1 i 11 listopada po raz kolejny obowiązuje zakaz pracy w handlu. Państwowa Inspekcja Pracy (PIP) ma problemy z interpretacją tych przepisów, bo nie precyzują pojęcia placówka handlowa.
Pracownicy stacji paliw mogą w święta sprzedawać np. artykuły spożywcze, alkohol czy papierosy. Sąsiadujący z nią sklep spożywczy musi być w święto zamknięty, chyba że sam właściciel będzie w ten dzień prowadził handel.
– Wynika to z faktu, że stacje benzynowe zostały uznane za placówki użyteczności społecznej, które zaspokajają codzienne potrzeby ludności. Dlatego nie obowiązuje ich zakaz pracy w handlu w święta – tłumaczy Michał Raczek, prawnik z firmy Raczek Dobrzański.
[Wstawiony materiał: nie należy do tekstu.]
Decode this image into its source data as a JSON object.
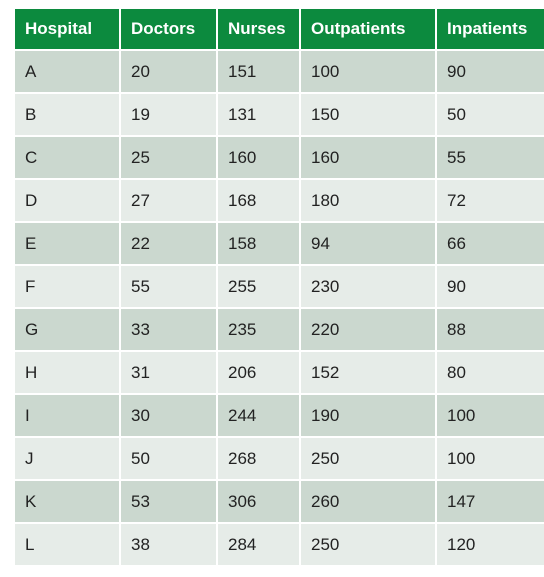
{
  "table": {
    "headers": [
      "Hospital",
      "Doctors",
      "Nurses",
      "Outpatients",
      "Inpatients"
    ],
    "rows": [
      [
        "A",
        "20",
        "151",
        "100",
        "90"
      ],
      [
        "B",
        "19",
        "131",
        "150",
        "50"
      ],
      [
        "C",
        "25",
        "160",
        "160",
        "55"
      ],
      [
        "D",
        "27",
        "168",
        "180",
        "72"
      ],
      [
        "E",
        "22",
        "158",
        "94",
        "66"
      ],
      [
        "F",
        "55",
        "255",
        "230",
        "90"
      ],
      [
        "G",
        "33",
        "235",
        "220",
        "88"
      ],
      [
        "H",
        "31",
        "206",
        "152",
        "80"
      ],
      [
        "I",
        "30",
        "244",
        "190",
        "100"
      ],
      [
        "J",
        "50",
        "268",
        "250",
        "100"
      ],
      [
        "K",
        "53",
        "306",
        "260",
        "147"
      ],
      [
        "L",
        "38",
        "284",
        "250",
        "120"
      ]
    ]
  },
  "colors": {
    "header_background": "#0c8a3e",
    "header_text": "#ffffff",
    "row_dark": "#cbd8cf",
    "row_light": "#e6ece8"
  }
}
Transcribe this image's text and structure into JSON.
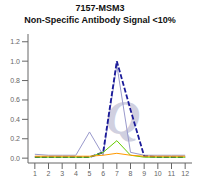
{
  "chart_data": {
    "type": "line",
    "title": "7157-MSM3",
    "subtitle": "Non-Specific Antibody Signal <10%",
    "annotations": [
      {
        "text": "Q",
        "color": "#D0D0E0"
      }
    ],
    "x": [
      1,
      2,
      3,
      4,
      5,
      6,
      7,
      8,
      9,
      10,
      11,
      12
    ],
    "series": [
      {
        "color": "#9999CC",
        "line_style": "solid",
        "values": [
          0.04,
          0.03,
          0.03,
          0.03,
          0.27,
          0.03,
          0.96,
          0.06,
          0.03,
          0.03,
          0.03,
          0.03
        ]
      },
      {
        "color": "#1a1a99",
        "line_style": "dashed",
        "values": [
          0.01,
          0.01,
          0.01,
          0.01,
          0.01,
          0.06,
          1.0,
          0.5,
          0.02,
          0.01,
          0.01,
          0.01
        ]
      },
      {
        "color": "#66CC00",
        "line_style": "solid",
        "values": [
          0.01,
          0.01,
          0.01,
          0.01,
          0.01,
          0.06,
          0.18,
          0.03,
          0.01,
          0.01,
          0.01,
          0.01
        ]
      },
      {
        "color": "#FF9900",
        "line_style": "solid",
        "values": [
          0.02,
          0.02,
          0.02,
          0.02,
          0.02,
          0.03,
          0.05,
          0.03,
          0.02,
          0.02,
          0.02,
          0.02
        ]
      }
    ],
    "xlim": [
      0.5,
      12.5
    ],
    "xticks": [
      1,
      2,
      3,
      4,
      5,
      6,
      7,
      8,
      9,
      10,
      11,
      12
    ],
    "ylim": [
      -0.05,
      1.28
    ],
    "yticks": [
      {
        "value": 0,
        "label": "0.0"
      },
      0.2,
      0.4,
      0.6,
      0.8,
      {
        "value": 1.0,
        "label": "1.0"
      },
      1.2
    ]
  }
}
W corocznej ocenie rozwiązań prawnych z zakresu prawa pracy PIP podkreśliła, że duże problemy stwarza brak precyzyjnego określenia pojęcia placówka handlowa. Inspektorzy muszą dokonywać jego wykładni indywidualnie dla każdej instytucji lub podmiotu, którego działalność dotyczy handlu. Z jednej strony muszą uwzględniać konieczność właściwego stosowania art. 1519a kodeksu pracy, który zabrania pracy w handlu w święta, a drugiej – potrzebę uchylenia tego zakazu, jeżeli pracodawca prowadzi działalność o charakterze użyteczności publicznej. W rezultacie w święta mogą pracować pracownicy stacji paliw i aptek (nawet jeśli sprzedają artykuły spożywcze czy chemiczno-kosmetyczne), a zamknięte muszą być np. supermarkety.
W zbliżające się święto Wszystkich Świętych nikt nie powinien mieć problemów z zakupem np. zniczy czy kwiatów. W ten dzień zgodnie z prawem handlować mogą jednak tylko właściciele straganów czy stoisk z takimi artykułami.